🤖 AI Summary
Existing long-context benchmarks lack controllable complexity design, hindering fine-grained evaluation of models’ information extraction and reasoning capabilities. To address this, we propose QAGen—the first question-answering generation framework integrating a financial protocol knowledge graph with structured complexity dimensions—enabling progressive difficulty control along three axes: multi-hop retrieval, set-theoretic operations, and answer multiplicity. Our methodology comprises (1) domain-specific knowledge graph construction, (2) rule-guided multi-hop QA generation, (3) formal modeling of set logic, and (4) structured parsing of financial documents. We release FinLongQA, the largest long-context evaluation dataset to date (20,139 QA pairs, partially open-sourced).

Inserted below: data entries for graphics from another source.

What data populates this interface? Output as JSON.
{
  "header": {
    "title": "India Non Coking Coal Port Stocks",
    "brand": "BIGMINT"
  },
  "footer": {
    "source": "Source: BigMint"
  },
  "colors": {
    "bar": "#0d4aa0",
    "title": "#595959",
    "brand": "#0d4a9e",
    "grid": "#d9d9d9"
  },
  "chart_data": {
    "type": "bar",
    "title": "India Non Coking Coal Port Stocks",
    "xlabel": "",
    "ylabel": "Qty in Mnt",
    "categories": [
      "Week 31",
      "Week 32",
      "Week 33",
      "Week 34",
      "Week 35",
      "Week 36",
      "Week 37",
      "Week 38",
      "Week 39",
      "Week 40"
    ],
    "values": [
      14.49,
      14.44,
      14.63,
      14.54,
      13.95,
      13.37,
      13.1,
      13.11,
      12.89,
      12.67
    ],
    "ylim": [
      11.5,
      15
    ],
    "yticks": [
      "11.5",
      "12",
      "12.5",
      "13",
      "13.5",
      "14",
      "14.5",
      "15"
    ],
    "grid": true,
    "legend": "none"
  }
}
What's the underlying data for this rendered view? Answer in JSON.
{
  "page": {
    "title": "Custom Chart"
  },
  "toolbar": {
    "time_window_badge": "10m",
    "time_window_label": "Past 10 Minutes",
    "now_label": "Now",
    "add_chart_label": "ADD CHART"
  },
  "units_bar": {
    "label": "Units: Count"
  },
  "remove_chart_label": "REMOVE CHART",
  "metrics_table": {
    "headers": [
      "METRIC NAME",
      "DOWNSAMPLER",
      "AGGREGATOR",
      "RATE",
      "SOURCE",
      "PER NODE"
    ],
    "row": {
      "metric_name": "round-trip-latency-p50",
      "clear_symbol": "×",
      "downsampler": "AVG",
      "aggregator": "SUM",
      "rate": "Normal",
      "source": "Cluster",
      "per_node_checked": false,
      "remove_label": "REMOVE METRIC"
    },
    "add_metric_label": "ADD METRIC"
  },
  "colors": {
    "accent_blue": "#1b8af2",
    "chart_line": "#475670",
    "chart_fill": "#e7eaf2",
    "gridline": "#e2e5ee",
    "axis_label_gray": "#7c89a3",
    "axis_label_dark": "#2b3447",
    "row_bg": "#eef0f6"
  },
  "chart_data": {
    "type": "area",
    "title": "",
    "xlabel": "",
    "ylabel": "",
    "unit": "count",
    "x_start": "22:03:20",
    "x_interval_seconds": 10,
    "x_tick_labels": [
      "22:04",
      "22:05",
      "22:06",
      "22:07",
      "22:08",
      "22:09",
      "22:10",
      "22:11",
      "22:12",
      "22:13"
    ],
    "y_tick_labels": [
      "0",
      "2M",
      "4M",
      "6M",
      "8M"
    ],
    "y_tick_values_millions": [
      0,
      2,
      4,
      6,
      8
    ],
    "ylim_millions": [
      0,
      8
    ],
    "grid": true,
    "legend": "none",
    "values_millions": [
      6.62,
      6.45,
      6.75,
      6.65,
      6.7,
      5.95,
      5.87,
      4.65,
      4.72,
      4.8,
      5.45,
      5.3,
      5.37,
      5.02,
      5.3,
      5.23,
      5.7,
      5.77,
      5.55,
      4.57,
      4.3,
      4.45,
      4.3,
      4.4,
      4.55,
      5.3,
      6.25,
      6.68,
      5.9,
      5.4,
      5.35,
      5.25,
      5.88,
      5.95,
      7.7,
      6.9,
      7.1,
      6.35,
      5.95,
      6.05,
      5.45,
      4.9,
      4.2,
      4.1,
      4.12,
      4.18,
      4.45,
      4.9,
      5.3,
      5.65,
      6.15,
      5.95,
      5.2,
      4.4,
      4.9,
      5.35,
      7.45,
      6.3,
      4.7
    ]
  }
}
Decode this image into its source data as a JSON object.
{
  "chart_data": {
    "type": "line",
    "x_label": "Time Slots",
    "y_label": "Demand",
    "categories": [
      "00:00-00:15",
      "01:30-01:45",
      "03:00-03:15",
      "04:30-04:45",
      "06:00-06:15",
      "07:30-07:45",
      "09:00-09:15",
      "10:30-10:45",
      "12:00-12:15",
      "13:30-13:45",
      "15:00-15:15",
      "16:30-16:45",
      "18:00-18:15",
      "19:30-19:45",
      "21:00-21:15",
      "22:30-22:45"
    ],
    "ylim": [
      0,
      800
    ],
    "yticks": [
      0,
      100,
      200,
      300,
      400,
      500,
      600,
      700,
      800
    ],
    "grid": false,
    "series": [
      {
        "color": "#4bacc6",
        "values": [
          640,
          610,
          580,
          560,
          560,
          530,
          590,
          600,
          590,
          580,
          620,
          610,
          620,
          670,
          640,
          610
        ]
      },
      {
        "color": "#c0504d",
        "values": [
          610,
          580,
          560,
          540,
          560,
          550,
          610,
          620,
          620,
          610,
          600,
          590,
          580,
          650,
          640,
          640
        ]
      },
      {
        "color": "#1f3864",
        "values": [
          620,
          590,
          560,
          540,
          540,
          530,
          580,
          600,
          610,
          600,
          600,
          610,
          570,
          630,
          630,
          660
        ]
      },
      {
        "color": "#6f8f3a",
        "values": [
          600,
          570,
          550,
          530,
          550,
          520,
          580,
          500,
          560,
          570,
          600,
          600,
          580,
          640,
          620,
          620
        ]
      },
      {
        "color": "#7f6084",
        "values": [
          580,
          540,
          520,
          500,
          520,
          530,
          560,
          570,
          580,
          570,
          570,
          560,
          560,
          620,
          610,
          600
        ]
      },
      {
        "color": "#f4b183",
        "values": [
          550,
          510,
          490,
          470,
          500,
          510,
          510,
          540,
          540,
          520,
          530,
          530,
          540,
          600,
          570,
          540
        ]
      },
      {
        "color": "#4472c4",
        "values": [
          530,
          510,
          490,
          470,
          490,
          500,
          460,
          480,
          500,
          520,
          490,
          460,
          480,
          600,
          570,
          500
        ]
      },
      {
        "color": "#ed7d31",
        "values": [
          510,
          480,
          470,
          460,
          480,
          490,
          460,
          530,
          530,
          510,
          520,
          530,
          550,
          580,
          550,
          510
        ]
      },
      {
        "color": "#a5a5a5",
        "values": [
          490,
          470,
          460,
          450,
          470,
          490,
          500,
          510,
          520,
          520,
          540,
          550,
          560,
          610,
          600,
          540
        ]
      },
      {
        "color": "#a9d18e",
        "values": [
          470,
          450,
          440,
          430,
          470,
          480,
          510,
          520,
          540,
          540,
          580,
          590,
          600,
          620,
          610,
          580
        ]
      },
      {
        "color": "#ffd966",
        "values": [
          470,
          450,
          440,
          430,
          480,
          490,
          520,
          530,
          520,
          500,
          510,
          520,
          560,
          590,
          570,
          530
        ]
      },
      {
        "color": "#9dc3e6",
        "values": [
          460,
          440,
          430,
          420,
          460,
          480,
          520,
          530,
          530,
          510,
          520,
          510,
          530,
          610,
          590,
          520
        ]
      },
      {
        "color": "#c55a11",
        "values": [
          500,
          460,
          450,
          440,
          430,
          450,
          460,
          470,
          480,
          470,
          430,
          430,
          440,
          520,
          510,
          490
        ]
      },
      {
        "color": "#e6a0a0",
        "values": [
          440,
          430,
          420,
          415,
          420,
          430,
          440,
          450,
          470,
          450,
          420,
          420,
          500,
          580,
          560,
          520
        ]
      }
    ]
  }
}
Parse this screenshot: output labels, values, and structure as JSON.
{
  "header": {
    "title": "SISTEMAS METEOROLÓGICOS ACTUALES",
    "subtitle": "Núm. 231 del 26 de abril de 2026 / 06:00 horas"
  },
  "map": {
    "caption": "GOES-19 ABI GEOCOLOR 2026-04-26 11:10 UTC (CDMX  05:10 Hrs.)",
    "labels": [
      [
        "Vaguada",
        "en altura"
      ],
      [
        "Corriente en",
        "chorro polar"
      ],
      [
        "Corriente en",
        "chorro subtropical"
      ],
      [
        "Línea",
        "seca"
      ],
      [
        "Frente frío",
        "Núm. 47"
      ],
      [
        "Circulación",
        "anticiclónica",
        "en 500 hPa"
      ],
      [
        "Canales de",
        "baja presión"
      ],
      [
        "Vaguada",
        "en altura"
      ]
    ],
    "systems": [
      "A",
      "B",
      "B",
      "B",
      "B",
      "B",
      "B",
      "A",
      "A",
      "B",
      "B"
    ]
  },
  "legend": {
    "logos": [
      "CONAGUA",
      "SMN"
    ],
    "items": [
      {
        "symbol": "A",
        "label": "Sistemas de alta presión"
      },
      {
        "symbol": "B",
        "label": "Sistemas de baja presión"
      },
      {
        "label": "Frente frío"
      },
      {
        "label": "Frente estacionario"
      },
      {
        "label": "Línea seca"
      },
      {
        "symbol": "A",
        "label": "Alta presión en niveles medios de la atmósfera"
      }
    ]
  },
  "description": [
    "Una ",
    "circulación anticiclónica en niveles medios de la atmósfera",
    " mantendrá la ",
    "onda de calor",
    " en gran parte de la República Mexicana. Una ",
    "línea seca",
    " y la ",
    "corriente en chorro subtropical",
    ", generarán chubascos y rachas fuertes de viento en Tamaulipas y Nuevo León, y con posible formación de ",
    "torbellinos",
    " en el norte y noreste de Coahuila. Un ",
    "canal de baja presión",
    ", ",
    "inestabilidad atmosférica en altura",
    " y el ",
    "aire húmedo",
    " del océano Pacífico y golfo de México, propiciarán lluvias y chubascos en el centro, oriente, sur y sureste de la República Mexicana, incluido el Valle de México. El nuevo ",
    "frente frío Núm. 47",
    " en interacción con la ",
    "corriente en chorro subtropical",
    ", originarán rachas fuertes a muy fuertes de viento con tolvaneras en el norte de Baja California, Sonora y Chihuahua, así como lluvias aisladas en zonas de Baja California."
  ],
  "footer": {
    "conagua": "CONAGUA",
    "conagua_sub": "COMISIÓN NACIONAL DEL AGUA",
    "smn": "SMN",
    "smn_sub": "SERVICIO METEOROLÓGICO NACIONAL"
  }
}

Empirical evaluation across 13 mainstream LLMs reveals systematic bottlenecks in set comparison and implicit relational reasoning—highlighting critical gaps in current long-context reasoning capabilities.
📝 Abstract
The increasing context length of modern language models has created a need for evaluating their ability to retrieve and process information across extensive documents. While existing benchmarks test long-context capabilities, they often lack a structured way to systematically vary question complexity. We introduce KG-QAGen (Knowledge-Graph-based Question-Answer Generation), a framework that (1) extracts QA pairs at multiple complexity levels (2) by leveraging structured representations of financial agreements (3) along three key dimensions -- multi-hop retrieval, set operations, and answer plurality -- enabling fine-grained assessment of model performance across controlled difficulty levels. Using this framework, we construct a dataset of 20,139 QA pairs (the largest number among the long-context benchmarks) and open-source a part of it. We evaluate 13 proprietary and open-source LLMs and observe that even the best-performing models are struggling with set-based comparisons and multi-hop logical inference. Our analysis reveals systematic failure modes tied to semantic misinterpretation and inability to handle implicit relations.